MR. KEPPLER:  I want to thank our distinguished guest speaker, and Assistant Secretary Dewey.  I think it was a great program that shed a light on a very important part of the world.

 

This is the third program that I've done on Africa since taking over as chairman the Open Forum.  And most of the programs have focused on problems and challenges within Africa, and the question comes up often:  Does Africa matter?  And I think with a resounding yes that it the answer. 

 

(Short audio break for tape flip.)  In the Secretary's Open Forum, along with the Africa Society and the World Affairs Council of Washington, DC, we are going to do a full-day program, a full immersion on Africa.  We're going to involve about 800 students from the Washington metropolitan area as well as educators.  And, as I said, we'll have a full day immersion.  All the ambassadors from the diplomatic missions here in Washington, DC, will be invited to set up an exhibit in our exhibit hall to explain and project their own country in their own terms, and to respond to the questions of the students.  The cornerstone of the program to which members of the State Department or employees of the State Department USAID can attend, it's going to do an "It's Academic" program, and we're going to focus the entire program on questions about Africa, taking the leading students from Washington, Virginia and the District, and the program is going to be the regular TV program -- it will be shown again on Saturday morning.  So please stay tuned for that program.  That will be on September 17.

 

In the meantime, next week, next Tuesday, May 25, I'll be hosting Ms.
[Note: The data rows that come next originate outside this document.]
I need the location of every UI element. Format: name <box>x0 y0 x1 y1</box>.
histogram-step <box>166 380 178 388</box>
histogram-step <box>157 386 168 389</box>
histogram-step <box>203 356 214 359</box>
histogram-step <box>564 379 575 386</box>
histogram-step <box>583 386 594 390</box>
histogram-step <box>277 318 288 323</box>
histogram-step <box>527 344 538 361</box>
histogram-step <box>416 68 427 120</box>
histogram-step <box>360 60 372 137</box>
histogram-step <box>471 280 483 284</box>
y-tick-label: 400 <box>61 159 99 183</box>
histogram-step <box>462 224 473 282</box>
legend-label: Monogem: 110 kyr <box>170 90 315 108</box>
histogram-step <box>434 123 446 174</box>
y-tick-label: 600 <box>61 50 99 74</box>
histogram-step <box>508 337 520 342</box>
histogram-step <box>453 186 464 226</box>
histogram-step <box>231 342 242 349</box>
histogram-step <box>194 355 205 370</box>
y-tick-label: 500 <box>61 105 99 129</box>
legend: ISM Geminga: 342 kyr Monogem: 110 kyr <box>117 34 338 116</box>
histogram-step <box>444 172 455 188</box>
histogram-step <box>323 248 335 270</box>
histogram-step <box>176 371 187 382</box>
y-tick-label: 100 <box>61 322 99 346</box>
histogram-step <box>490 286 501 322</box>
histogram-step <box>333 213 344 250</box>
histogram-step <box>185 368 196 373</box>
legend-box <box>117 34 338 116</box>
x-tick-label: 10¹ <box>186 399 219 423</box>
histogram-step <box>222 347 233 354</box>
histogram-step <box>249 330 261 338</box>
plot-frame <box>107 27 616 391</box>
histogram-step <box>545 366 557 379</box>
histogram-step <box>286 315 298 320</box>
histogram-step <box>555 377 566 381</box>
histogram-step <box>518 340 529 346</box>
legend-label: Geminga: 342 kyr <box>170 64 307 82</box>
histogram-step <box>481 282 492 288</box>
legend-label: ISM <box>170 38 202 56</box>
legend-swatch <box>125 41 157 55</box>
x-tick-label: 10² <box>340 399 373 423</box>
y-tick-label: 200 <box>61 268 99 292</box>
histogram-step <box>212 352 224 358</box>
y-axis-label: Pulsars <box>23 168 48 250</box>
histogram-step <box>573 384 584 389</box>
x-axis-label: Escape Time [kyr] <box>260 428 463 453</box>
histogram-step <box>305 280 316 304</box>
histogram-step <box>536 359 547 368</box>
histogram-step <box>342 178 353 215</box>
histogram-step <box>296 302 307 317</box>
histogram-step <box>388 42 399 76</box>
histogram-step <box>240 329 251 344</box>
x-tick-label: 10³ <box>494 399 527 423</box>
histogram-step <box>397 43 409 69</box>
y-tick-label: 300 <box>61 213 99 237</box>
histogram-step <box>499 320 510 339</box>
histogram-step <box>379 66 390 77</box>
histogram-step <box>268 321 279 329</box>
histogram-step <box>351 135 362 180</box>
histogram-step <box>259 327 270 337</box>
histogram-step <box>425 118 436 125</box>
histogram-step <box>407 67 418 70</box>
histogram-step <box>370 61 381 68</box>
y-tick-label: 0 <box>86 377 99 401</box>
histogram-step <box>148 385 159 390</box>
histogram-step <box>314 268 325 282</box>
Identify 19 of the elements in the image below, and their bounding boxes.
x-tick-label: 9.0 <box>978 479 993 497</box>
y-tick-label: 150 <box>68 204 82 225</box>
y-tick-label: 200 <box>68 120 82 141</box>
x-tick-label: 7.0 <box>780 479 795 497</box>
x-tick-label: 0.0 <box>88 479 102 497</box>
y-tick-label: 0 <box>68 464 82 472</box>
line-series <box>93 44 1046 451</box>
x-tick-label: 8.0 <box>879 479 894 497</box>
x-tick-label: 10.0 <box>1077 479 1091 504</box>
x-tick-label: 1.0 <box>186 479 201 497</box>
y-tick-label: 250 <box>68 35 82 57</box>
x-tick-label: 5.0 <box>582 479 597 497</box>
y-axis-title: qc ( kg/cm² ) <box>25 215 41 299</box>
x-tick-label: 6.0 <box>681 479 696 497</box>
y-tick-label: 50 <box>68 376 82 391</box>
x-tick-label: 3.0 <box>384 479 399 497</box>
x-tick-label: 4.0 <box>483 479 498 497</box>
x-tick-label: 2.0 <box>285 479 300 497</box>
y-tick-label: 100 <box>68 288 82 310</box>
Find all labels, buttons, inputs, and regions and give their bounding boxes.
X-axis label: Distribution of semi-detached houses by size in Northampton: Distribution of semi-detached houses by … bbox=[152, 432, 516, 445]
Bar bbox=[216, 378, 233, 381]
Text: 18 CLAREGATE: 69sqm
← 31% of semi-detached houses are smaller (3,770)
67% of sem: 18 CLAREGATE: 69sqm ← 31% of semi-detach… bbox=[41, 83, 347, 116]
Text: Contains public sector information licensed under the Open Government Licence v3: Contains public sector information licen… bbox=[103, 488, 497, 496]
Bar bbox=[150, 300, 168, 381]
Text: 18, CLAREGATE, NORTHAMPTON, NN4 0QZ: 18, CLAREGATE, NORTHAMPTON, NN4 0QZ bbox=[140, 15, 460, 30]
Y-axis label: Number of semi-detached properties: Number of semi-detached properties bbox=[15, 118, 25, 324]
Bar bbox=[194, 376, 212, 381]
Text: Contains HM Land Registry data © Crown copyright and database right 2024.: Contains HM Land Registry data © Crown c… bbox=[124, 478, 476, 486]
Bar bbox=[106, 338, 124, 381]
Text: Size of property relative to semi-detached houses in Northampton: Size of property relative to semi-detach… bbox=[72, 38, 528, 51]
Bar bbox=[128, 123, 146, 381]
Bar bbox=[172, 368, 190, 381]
Angelina Jolie, UNHCR good-will ambassador.  In addition to being a well renowned and award-winning movie star, she also is a very committed humanitarian, and Tuesday's program will be called "Trading Women," and it will focus on the trafficking in persons and the sexual exploitation of people.  Because of the unusual demand to attend that program, State Department employees also have to fill out a registration form so we can keep control of the numbers.  Seating will be on a first-come-first-serve basis.

 

And then, lastly, on June 25, I'll be hosting the president of the Inter-American Development Bank, Mr. Enrique Iglesias, and we'll be talking about economic development and the ancillary political issues that arise out of the economic and political situation in Latin America.  So I hope you'll circle your calendar.  I hope you'll join us for a program that will be just as interesting and as mentally invigorating as today's.   And once again I want to thank our guests.